3. Die Frage, ob weitere Beweisaufnahmen notwendig sind, ist wie die Frage, ob ein Sachverständigengutachten eingeholt werden soll, auch im Außerstreitverfahren eine solche der nicht revisiblen Beweiswürdigung (RIS‑Justiz RS0043414 [T9] ua). Die Beurteilung, ob noch weitere Beweisaufnahmen erforderlich waren oder nicht, kann im Revisionsrekurs auch auf dem Umweg der Rüge einer Verletzung der Pflicht zur amtswegigen Beweisaufnahme nicht mehr bekämpft werden (RIS‑Justiz RS0043320 [T26]). Mit ihrem Argument, das Erstgericht hätte die Klägerin zur Vorlage des Originals der Entlassungsbescheinigung aus dem rumänischen Krankenhaus veranlassen müssen, um diese beglaubigt übersetzen zu lassen, was in weiterer Folge zur Beiziehung eines medizinischen Sachverständigen geführt hätte, zeigt die Mutter daher weder eine Mangelhaftigkeit noch eine Nichtigkeit des Verfahrens auf.

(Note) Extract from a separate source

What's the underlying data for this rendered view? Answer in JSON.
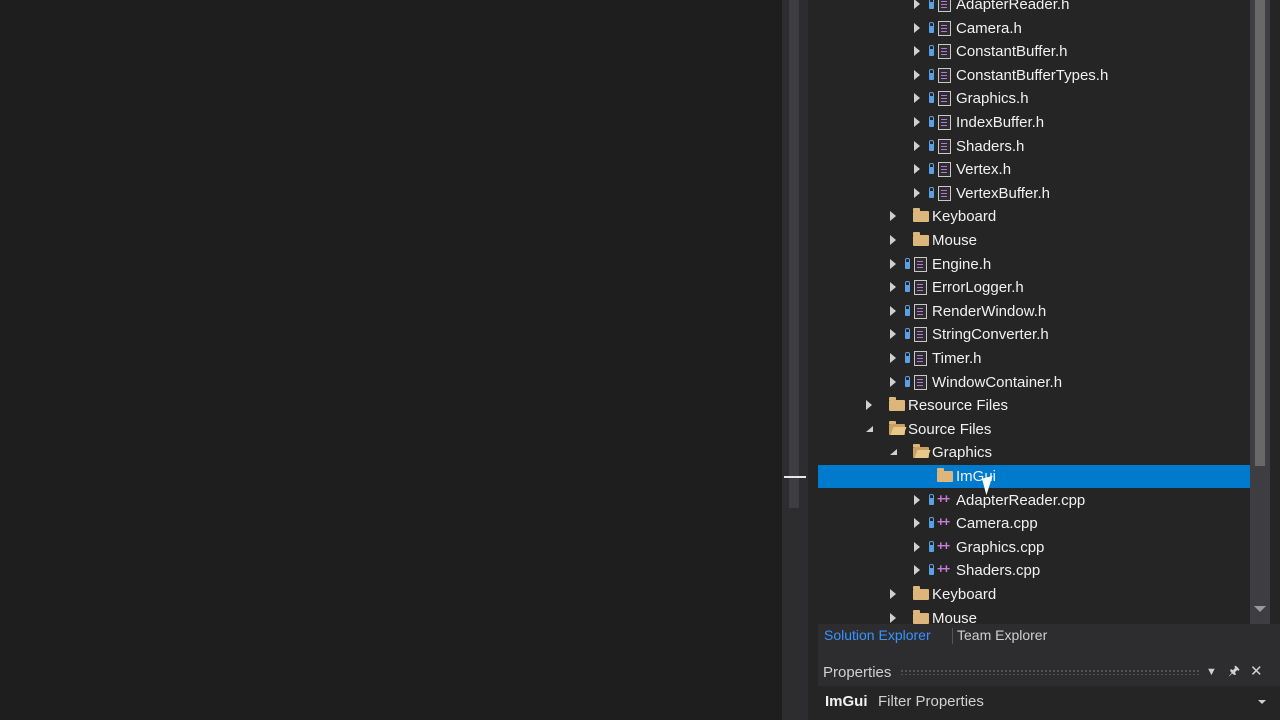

4. Inhaltlich hängt die Frage, ob die Voraussetzungen für eine vorläufige Obsorgeregelung erfüllt sind, von den Umständen des Einzelfalls ab, die daher keine erhebliche Rechtsfrage zu begründen vermag, wenn dabei auf das Kindeswohl ausreichend Bedacht genommen wurde (RIS‑Justiz RS0007101; RS0115719). Ausgehend von den für den Obersten Gerichtshof bindenden Feststellungen sind die Vorinstanzen nachvollziehbar davon ausgegangen, dass die Revisionsrekurswerberin durch ihr Verhalten das Wohl der Kinder gefährdete, sodass die Übertragung der vorläufigen Obsorge an die Jugendwohlfahrt V***** am ehesten das Kindeswohl fördert und sichert. Dem hält die Revisionsrekurswerberin in der Zulassungsbeschwerde lediglich entgegen, dass die Vorinstanzen zu Unrecht bloß den Anschein einer Gefährdung des Kindeswohls als tatbestandserfüllend angesehen haben. Sie zeigt damit allerdings keine Korrekturbedürftigkeit der Entscheidungen der Vorinstanzen auf, weil es vor dem Hintergrund des seit 1. 2. 2013 in Kraft getretenen Kindschafts‑ und Namensrechts‑Änderungsgesetzes BGBl I 2013/15 (KindNamRÄG 2013) nach § 107 AußStrG vorrangig auf die Förderung und Sicherung des Kindeswohls ankommt (RIS‑Justiz RS0129538). § 107 Abs 2 AußStrG idF des KindNamRÄG 2013 ist auch auf Sachverhalte anwendbar, die sich bereits vor Inkrafttreten des neuen Rechts verwirklicht haben (RIS‑Justiz RS0128634).
Einer weiteren Begründung bedarf der Zurückweisungsbeschluss nicht (§ 71 Abs 3 Satz 3 AußStrG).